Clinical relevance of free peritoneal tumor cells detection in gastric and colorectal cancer: a multiple molecular approach

Background Free disseminated peritoneal tumor cells derive from the detachment from primary cancer and may result in peritoneal carcinomatosis. Peritoneal lavage cytology has low sensitivity in detecting free peritoneal tumor cells; reverse-transcriptase polymerase reaction showed higher sensitivity but low specificity. Our study introduces the combination of the RT-PCR, the immunomagnetic enrichment and the immunofluorescence for the detection of peritoneal free tumor cells. Materials and Methods Samples of peritoneal lavage were collected from 22 gastric and 45 colorectal cancer patients; samples were also obtained from 6 patients who underwent abdominal surgery for non-malignant diseases. CEA and CK20 mRNA levels were quantified using a real-time qRT-PCR system. Immunomagnetic enrichment followed by immunofluorescence analysis was performed using monoclonal antibody against the pan-epithelial marker EpCAM/CD326 and polyclonal antibodies against the carcinoembryonic antigen.
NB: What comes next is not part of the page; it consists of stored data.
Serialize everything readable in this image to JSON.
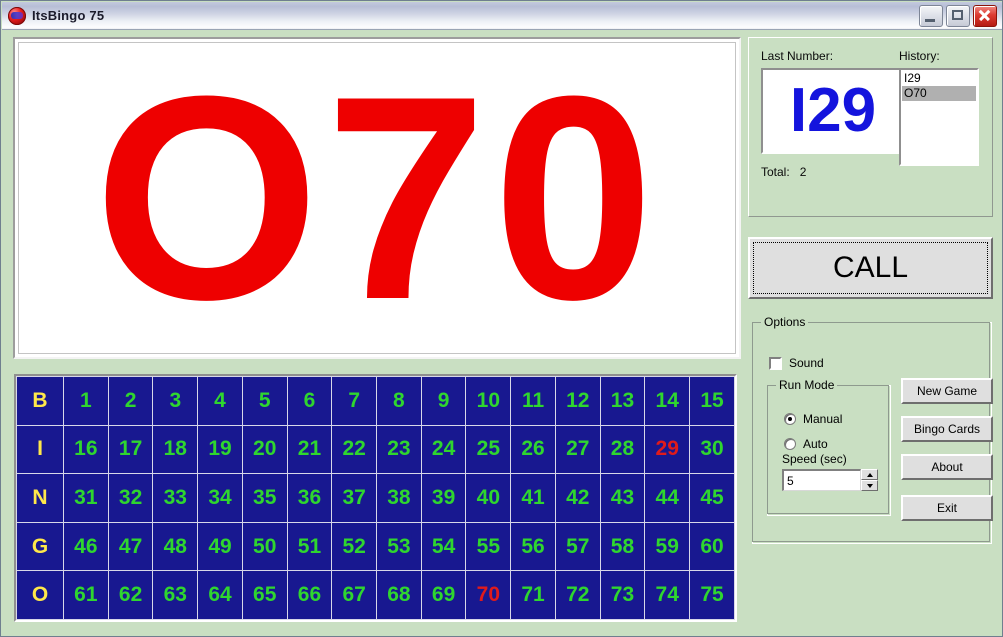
{
  "window": {
    "title": "ItsBingo 75",
    "icon": "bingo-ball-icon",
    "controls": {
      "minimize": "minimize-button",
      "maximize": "maximize-button",
      "close": "close-button"
    }
  },
  "display": {
    "current_call": "O70",
    "text_color": "#ee0000",
    "background": "#ffffff"
  },
  "status": {
    "last_number_label": "Last Number:",
    "last_number": "I29",
    "last_number_color": "#1414dd",
    "history_label": "History:",
    "history": [
      {
        "value": "I29",
        "selected": false
      },
      {
        "value": "O70",
        "selected": true
      }
    ],
    "total_label": "Total:",
    "total_value": "2"
  },
  "call_button": {
    "label": "CALL",
    "focused": true
  },
  "options": {
    "title": "Options",
    "sound": {
      "label": "Sound",
      "checked": false
    },
    "run_mode": {
      "title": "Run Mode",
      "options": [
        {
          "label": "Manual",
          "selected": true
        },
        {
          "label": "Auto",
          "selected": false
        }
      ]
    },
    "speed": {
      "label": "Speed (sec)",
      "value": "5"
    },
    "buttons": [
      {
        "label": "New Game"
      },
      {
        "label": "Bingo Cards"
      },
      {
        "label": "About"
      },
      {
        "label": "Exit"
      }
    ]
  },
  "board": {
    "letter_color": "#ffe84a",
    "number_color": "#2fd62f",
    "called_color": "#e01b1b",
    "cell_background": "#181890",
    "called_numbers": [
      29,
      70
    ],
    "rows": [
      {
        "letter": "B",
        "numbers": [
          1,
          2,
          3,
          4,
          5,
          6,
          7,
          8,
          9,
          10,
          11,
          12,
          13,
          14,
          15
        ]
      },
      {
        "letter": "I",
        "numbers": [
          16,
          17,
          18,
          19,
          20,
          21,
          22,
          23,
          24,
          25,
          26,
          27,
          28,
          29,
          30
        ]
      },
      {
        "letter": "N",
        "numbers": [
          31,
          32,
          33,
          34,
          35,
          36,
          37,
          38,
          39,
          40,
          41,
          42,
          43,
          44,
          45
        ]
      },
      {
        "letter": "G",
        "numbers": [
          46,
          47,
          48,
          49,
          50,
          51,
          52,
          53,
          54,
          55,
          56,
          57,
          58,
          59,
          60
        ]
      },
      {
        "letter": "O",
        "numbers": [
          61,
          62,
          63,
          64,
          65,
          66,
          67,
          68,
          69,
          70,
          71,
          72,
          73,
          74,
          75
        ]
      }
    ]
  }
}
Results For gastric carcinoma the positivity rate for cytology, immunofluorescence and qRT-PCR was 14%, 18% and 77% respectively; for colorectal carcinoma the positivity rate for cytology, immunofluorescence and qRT-PCR was 0%, 18% and 44% respectively. All patients except one when positive at immunofluorescence were also positive at qRT-PCR. All samples of peritoneal lavage from the control group resulted negative for cytology, IF and real time qRT-PCR. Conclusion The combination of conventional real time qRT-PCR with immunoenrichment and immunofluorescence, which permit morphological assessment and unequivocal identification of the DTCs as well as validation of the molecular analysis, could be an useful and more powerful procedure for the detection of free peritoneal tumor cells.